The confirmation of the Imran Khan interview came on Saturday night, but I wasn’t well, I was really coming down with something – headache, illness, dizziness… I had a few hours to prepare, as the interview was scheduled for Sunday at noon. I stayed in bed until 11am, I couldn’t move, I took a third dose of paracetamol, when I realised my skin was covered in spots – I had an allergic reaction and the rash started coming up my neck.


It’s not good for a TV journalist to look unwell. From my perspective, journalists writing for papers get a better deal. They don’t have to comb their hair, they can write an article from their kitchen in their PJs, layers of make-up are not needed, plus they get an extra benefit – they can tell the whole story. For a TV journalist, everything is the opposite The story must usually be told in a minute and a half – if it is longer, they won’t broadcast it. You do the same amount of research, but you are extremely limited as to what information you can include in the story. You must also look neat and tidy as it’s on TV, and everyone will see you and judge you.

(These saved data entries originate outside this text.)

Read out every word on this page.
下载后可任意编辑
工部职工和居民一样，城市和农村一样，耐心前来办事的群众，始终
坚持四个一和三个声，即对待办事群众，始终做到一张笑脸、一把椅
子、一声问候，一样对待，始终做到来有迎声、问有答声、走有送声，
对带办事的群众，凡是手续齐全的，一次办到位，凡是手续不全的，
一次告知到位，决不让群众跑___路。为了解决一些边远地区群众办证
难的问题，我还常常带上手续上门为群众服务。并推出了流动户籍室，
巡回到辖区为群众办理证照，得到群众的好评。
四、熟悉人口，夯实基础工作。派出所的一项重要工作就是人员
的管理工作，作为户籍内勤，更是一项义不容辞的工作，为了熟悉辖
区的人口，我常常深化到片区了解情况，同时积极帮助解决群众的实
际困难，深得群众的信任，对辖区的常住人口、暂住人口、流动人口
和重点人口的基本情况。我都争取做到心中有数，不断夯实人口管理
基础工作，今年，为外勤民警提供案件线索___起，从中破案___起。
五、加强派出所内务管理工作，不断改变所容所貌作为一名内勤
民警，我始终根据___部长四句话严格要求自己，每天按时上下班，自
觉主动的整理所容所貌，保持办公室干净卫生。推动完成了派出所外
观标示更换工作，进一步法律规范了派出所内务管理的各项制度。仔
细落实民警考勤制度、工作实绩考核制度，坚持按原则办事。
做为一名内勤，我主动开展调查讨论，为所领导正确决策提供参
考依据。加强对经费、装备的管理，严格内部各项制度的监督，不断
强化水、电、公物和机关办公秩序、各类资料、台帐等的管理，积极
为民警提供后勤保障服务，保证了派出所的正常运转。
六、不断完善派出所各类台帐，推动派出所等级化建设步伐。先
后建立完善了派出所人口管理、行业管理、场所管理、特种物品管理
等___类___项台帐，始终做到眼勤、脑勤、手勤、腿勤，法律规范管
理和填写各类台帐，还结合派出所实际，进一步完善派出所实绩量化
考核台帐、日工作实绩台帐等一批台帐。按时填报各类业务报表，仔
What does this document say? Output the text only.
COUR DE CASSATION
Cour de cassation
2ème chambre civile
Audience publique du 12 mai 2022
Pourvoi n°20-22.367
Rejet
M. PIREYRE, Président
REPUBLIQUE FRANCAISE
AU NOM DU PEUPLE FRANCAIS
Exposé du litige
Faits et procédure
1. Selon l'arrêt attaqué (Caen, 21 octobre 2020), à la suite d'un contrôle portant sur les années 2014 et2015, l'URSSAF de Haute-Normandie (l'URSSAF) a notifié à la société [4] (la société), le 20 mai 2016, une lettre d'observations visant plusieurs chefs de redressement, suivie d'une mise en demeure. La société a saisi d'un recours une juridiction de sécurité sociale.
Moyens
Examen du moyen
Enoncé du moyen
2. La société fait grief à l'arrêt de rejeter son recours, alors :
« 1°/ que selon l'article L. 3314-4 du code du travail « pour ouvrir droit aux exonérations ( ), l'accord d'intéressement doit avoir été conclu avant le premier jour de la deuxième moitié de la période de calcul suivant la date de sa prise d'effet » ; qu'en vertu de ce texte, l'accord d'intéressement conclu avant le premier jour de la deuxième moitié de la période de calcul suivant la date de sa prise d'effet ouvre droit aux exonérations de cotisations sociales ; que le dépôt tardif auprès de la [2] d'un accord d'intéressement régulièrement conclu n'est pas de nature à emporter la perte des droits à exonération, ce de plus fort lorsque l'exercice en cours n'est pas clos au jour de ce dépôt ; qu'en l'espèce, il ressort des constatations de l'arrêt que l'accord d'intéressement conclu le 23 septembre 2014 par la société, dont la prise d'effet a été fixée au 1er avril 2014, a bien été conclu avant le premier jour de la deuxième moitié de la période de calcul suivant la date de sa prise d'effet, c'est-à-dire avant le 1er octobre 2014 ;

Sitting in front of my laptop, ready for my noon interview, I was feeling extremely unwell. The camera was set, the camera operator was in the room, everything was very quiet. Half past 12 and still no Imran Khan. Half an hour later and still nothing. I reached out to my friend who arranged the introduction for the interview and he got very worried and promised he would find out what was going on. Half an hour later I was still sitting quietly and waiting. Finally, information comes back from my friend that Imran Khan’s house, where he is in house arrest, had all its communications cut off and that no one in the house knows what is going on.


Did someone get information that I was interviewing him? It was supposed to be top secret. ‘Well, this situation is quite challenging’, I was thinking, when suddenly a WhatsApp message pinged in. We are waiting, we are ready, Imran Khan is ready… well, I was ready for at least three hours by that point! And not to mention that I was still dizzy and shivering.


The Zoom connection was established and on my screen was Imran Khan. Suddenly I didn’t feel ill anymore, and I started the interview straight away without any introduction. I jumped in with my first sentence: ‘I’m pressing record, Mr Khan.’ I knew this would be one of his last interviews before they took him to prison. As I write this blog, Imran Khan is still in prison, as are many of his colleagues and supporters. I hope they will be released soon.